2) \( \lim _{x \rightarrow+\infty} \frac{x^{3}+3}{\sqrt{x+4}} \) 3) \( \lim _{x \rightarrow-\infty} \frac{1-2 x}{x^{3}+2} \) 4) \( \lim _{x \rightarrow-3} \frac{\sqrt{x+3}}{x^{2}-9} \)

We will evaluate each limit step‐by‐step. ––––––––––––––– Problem 2: limₓ→+∞ (x³ + 3) / √(x + 4) For very large x, the highest‐power term dominates in the numerator and denominator: • The numerator is approximately x³. • In the denominator, since √(x + 4) ~ √x, the behavior is like √x. Thus, the expression behaves like   x³ / √x = x^(3 – 1/2) = x^(5/2). Since x^(5/2) → +∞ as x → +∞, the limit diverges to +∞. ––––––––––––––– Problem 3: limₓ→–∞ (1 – 2x) / (x³ + 2) For large negative x, the dominant powers are: • In the numerator, the term –2x dominates. • In the denominator, the term x³ dominates. Thus the limit is approximately   (–2x) / x³ = –2 / x². Since x² becomes very large (always positive) as x → –∞, –2/x² → 0. (Notice that although –2/x² is negative, its magnitude tends to 0.) Therefore, the limit is 0. ––––––––––––––– Problem 4: limₓ→–3 (√(x + 3)) / (x² – 9) Note that √(x + 3) is defined for x + 3 ≥ 0, so we consider x approaching –3 from the right. First, factor the denominator:   x² – 9 = (x + 3)(x – 3). Then we have   (√(x + 3))/( (x + 3)(x – 3) ).

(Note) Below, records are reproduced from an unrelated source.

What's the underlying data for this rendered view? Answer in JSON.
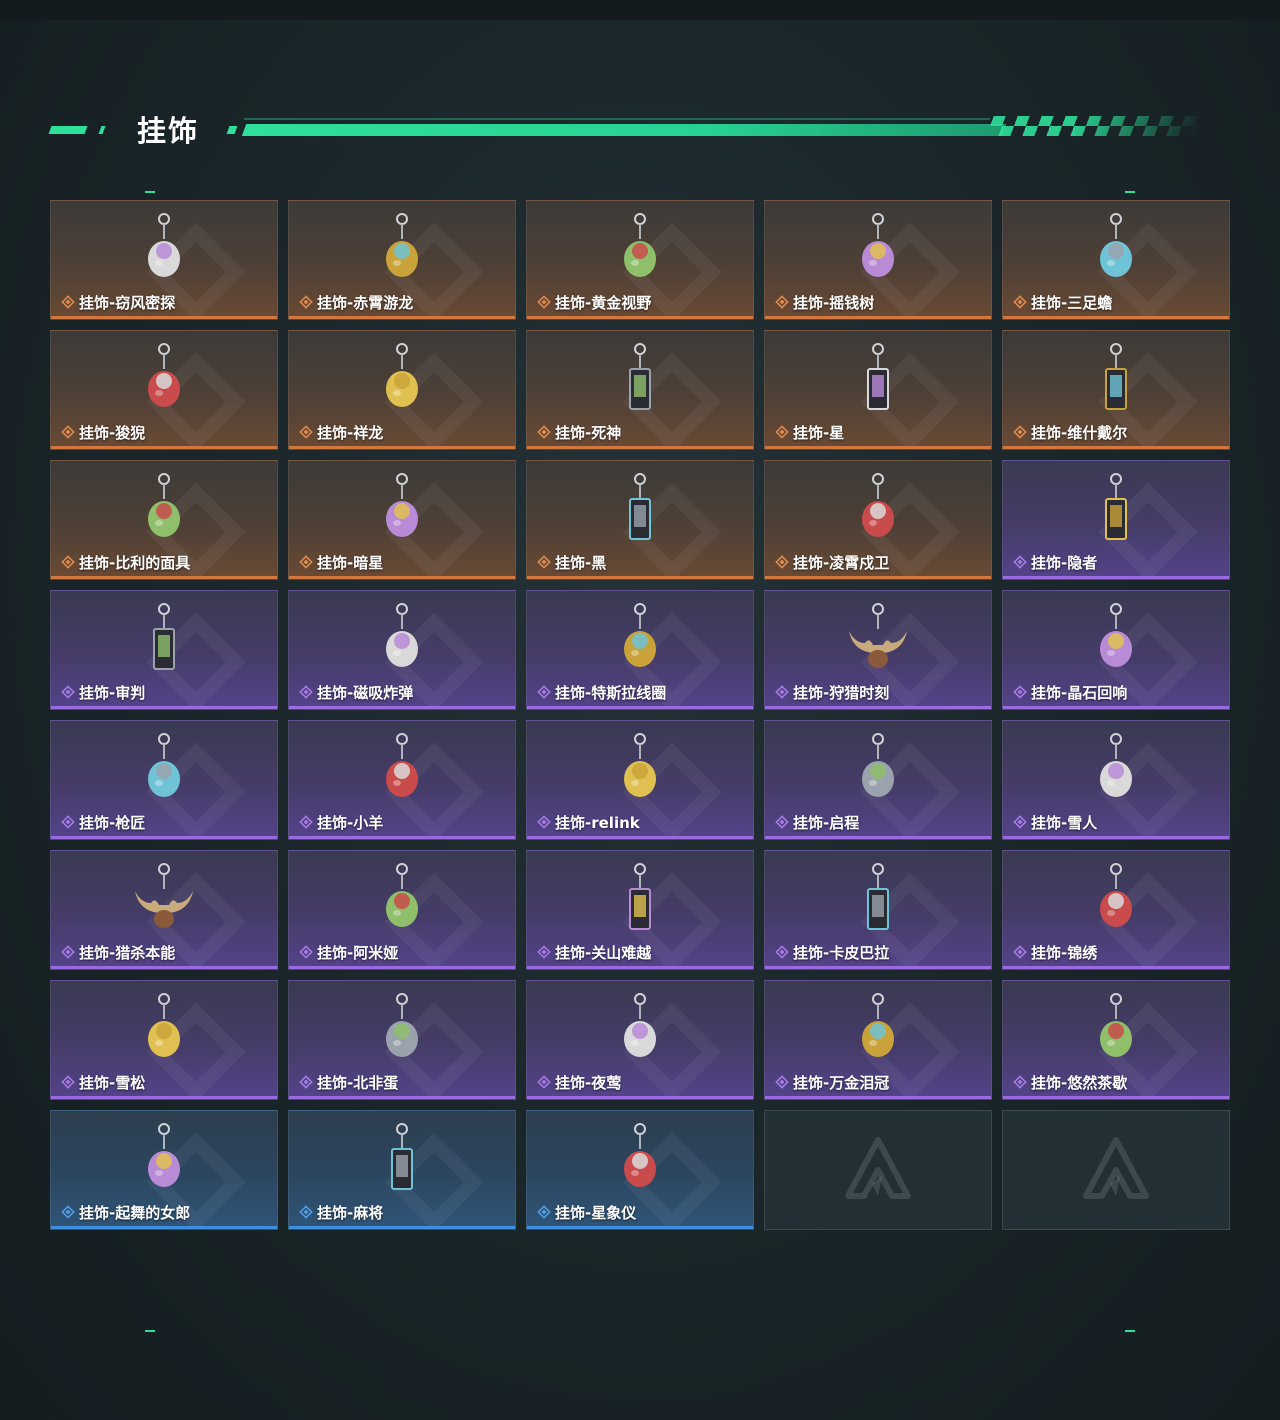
{
  "section": {
    "title": "挂饰"
  },
  "colors": {
    "accent": "#2ee09a",
    "orange": "#d4773f",
    "purple": "#9a6ae0",
    "blue": "#3f8fe0"
  },
  "items": [
    {
      "label": "挂饰-窃风密探",
      "rarity": "orange",
      "icon": "rabbit-charm-icon"
    },
    {
      "label": "挂饰-赤霄游龙",
      "rarity": "orange",
      "icon": "dragon-charm-icon"
    },
    {
      "label": "挂饰-黄金视野",
      "rarity": "orange",
      "icon": "cat-charm-icon"
    },
    {
      "label": "挂饰-摇钱树",
      "rarity": "orange",
      "icon": "money-tree-charm-icon"
    },
    {
      "label": "挂饰-三足蟾",
      "rarity": "orange",
      "icon": "toad-charm-icon"
    },
    {
      "label": "挂饰-狻猊",
      "rarity": "orange",
      "icon": "lion-charm-icon"
    },
    {
      "label": "挂饰-祥龙",
      "rarity": "orange",
      "icon": "auspicious-dragon-charm-icon"
    },
    {
      "label": "挂饰-死神",
      "rarity": "orange",
      "icon": "reaper-card-charm-icon"
    },
    {
      "label": "挂饰-星",
      "rarity": "orange",
      "icon": "star-card-charm-icon"
    },
    {
      "label": "挂饰-维什戴尔",
      "rarity": "orange",
      "icon": "tag-charm-icon"
    },
    {
      "label": "挂饰-比利的面具",
      "rarity": "orange",
      "icon": "billy-mask-charm-icon"
    },
    {
      "label": "挂饰-暗星",
      "rarity": "orange",
      "icon": "dark-star-charm-icon"
    },
    {
      "label": "挂饰-黑",
      "rarity": "orange",
      "icon": "black-tag-charm-icon"
    },
    {
      "label": "挂饰-凌霄戍卫",
      "rarity": "orange",
      "icon": "rocket-charm-icon"
    },
    {
      "label": "挂饰-隐者",
      "rarity": "purple",
      "icon": "hermit-card-charm-icon"
    },
    {
      "label": "挂饰-审判",
      "rarity": "purple",
      "icon": "judgement-card-charm-icon"
    },
    {
      "label": "挂饰-磁吸炸弹",
      "rarity": "purple",
      "icon": "magnetic-bomb-charm-icon"
    },
    {
      "label": "挂饰-特斯拉线圈",
      "rarity": "purple",
      "icon": "tesla-coil-charm-icon"
    },
    {
      "label": "挂饰-狩猎时刻",
      "rarity": "purple",
      "icon": "moose-antler-charm-icon"
    },
    {
      "label": "挂饰-晶石回响",
      "rarity": "purple",
      "icon": "crystal-charm-icon"
    },
    {
      "label": "挂饰-枪匠",
      "rarity": "purple",
      "icon": "gunsmith-charm-icon"
    },
    {
      "label": "挂饰-小羊",
      "rarity": "purple",
      "icon": "lamb-charm-icon"
    },
    {
      "label": "挂饰-relink",
      "rarity": "purple",
      "icon": "relink-shield-charm-icon"
    },
    {
      "label": "挂饰-启程",
      "rarity": "purple",
      "icon": "compass-charm-icon"
    },
    {
      "label": "挂饰-雪人",
      "rarity": "purple",
      "icon": "snowman-charm-icon"
    },
    {
      "label": "挂饰-猎杀本能",
      "rarity": "purple",
      "icon": "moose-antler-charm-icon"
    },
    {
      "label": "挂饰-阿米娅",
      "rarity": "purple",
      "icon": "amiya-charm-icon"
    },
    {
      "label": "挂饰-关山难越",
      "rarity": "purple",
      "icon": "yellow-bar-charm-icon"
    },
    {
      "label": "挂饰-卡皮巴拉",
      "rarity": "purple",
      "icon": "capybara-charm-icon"
    },
    {
      "label": "挂饰-锦绣",
      "rarity": "purple",
      "icon": "butterfly-charm-icon"
    },
    {
      "label": "挂饰-雪松",
      "rarity": "purple",
      "icon": "pine-tree-charm-icon"
    },
    {
      "label": "挂饰-北非蛋",
      "rarity": "purple",
      "icon": "shakshuka-charm-icon"
    },
    {
      "label": "挂饰-夜莺",
      "rarity": "purple",
      "icon": "nightingale-charm-icon"
    },
    {
      "label": "挂饰-万金泪冠",
      "rarity": "purple",
      "icon": "crown-charm-icon"
    },
    {
      "label": "挂饰-悠然茶歇",
      "rarity": "purple",
      "icon": "cupcake-charm-icon"
    },
    {
      "label": "挂饰-起舞的女郎",
      "rarity": "blue",
      "icon": "dancer-charm-icon"
    },
    {
      "label": "挂饰-麻将",
      "rarity": "blue",
      "icon": "mahjong-charm-icon"
    },
    {
      "label": "挂饰-星象仪",
      "rarity": "blue",
      "icon": "astrolabe-charm-icon"
    },
    {
      "label": "",
      "rarity": "empty",
      "icon": "empty-slot-logo-icon"
    },
    {
      "label": "",
      "rarity": "empty",
      "icon": "empty-slot-logo-icon"
    }
  ]
}
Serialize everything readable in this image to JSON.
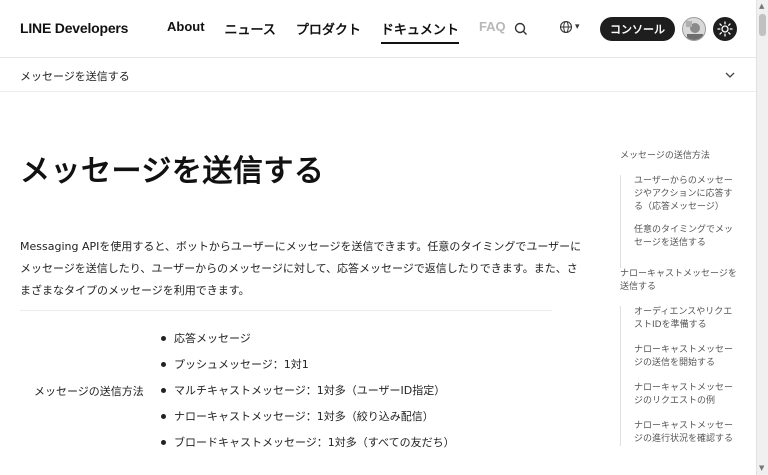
{
  "header": {
    "brand": "LINE Developers",
    "nav": [
      "About",
      "ニュース",
      "プロダクト",
      "ドキュメント",
      "FAQ"
    ],
    "active_nav": "ドキュメント",
    "console_label": "コンソール",
    "icons": {
      "search": "search-icon",
      "language": "globe-icon",
      "theme": "sun-icon"
    }
  },
  "breadcrumb": {
    "current": "メッセージを送信する"
  },
  "main": {
    "title": "メッセージを送信する",
    "intro": "Messaging APIを使用すると、ボットからユーザーにメッセージを送信できます。任意のタイミングでユーザーにメッセージを送信したり、ユーザーからのメッセージに対して、応答メッセージで返信したりできます。また、さまざまなタイプのメッセージを利用できます。",
    "method_label": "メッセージの送信方法",
    "methods": [
      "応答メッセージ",
      "プッシュメッセージ：1対1",
      "マルチキャストメッセージ：1対多（ユーザーID指定）",
      "ナローキャストメッセージ：1対多（絞り込み配信）",
      "ブロードキャストメッセージ：1対多（すべての友だち）"
    ]
  },
  "toc": {
    "sec1": "メッセージの送信方法",
    "sec1_items": [
      "ユーザーからのメッセージやアクションに応答する（応答メッセージ）",
      "任意のタイミングでメッセージを送信する"
    ],
    "sec2": "ナローキャストメッセージを送信する",
    "sec2_items": [
      "オーディエンスやリクエストIDを準備する",
      "ナローキャストメッセージの送信を開始する",
      "ナローキャストメッセージのリクエストの例",
      "ナローキャストメッセージの進行状況を確認する"
    ]
  }
}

Write the fraction as   [1/(x – 3)] · [√(x + 3)/(x + 3)]. Notice that √(x + 3)/(x + 3) = 1/√(x + 3), so the expression becomes   1/[(x – 3) √(x + 3)]. Now, examine the behavior as x → –3⁺: • √(x + 3) → 0⁺. • x – 3 → –3 – 3 = –6. Thus, near x = –3 the expression behaves like   1/[(–6)·(√(x + 3))] = –1/(6√(x + 3)). Since √(x + 3) tends to 0 from the positive side, 1/√(x + 3) blows up to +∞. Multiplying by –1/6 gives –∞. ––––––––––––––– Final Answers: 2) The limit is +∞. 3) The limit is 0. 4) The limit is –∞.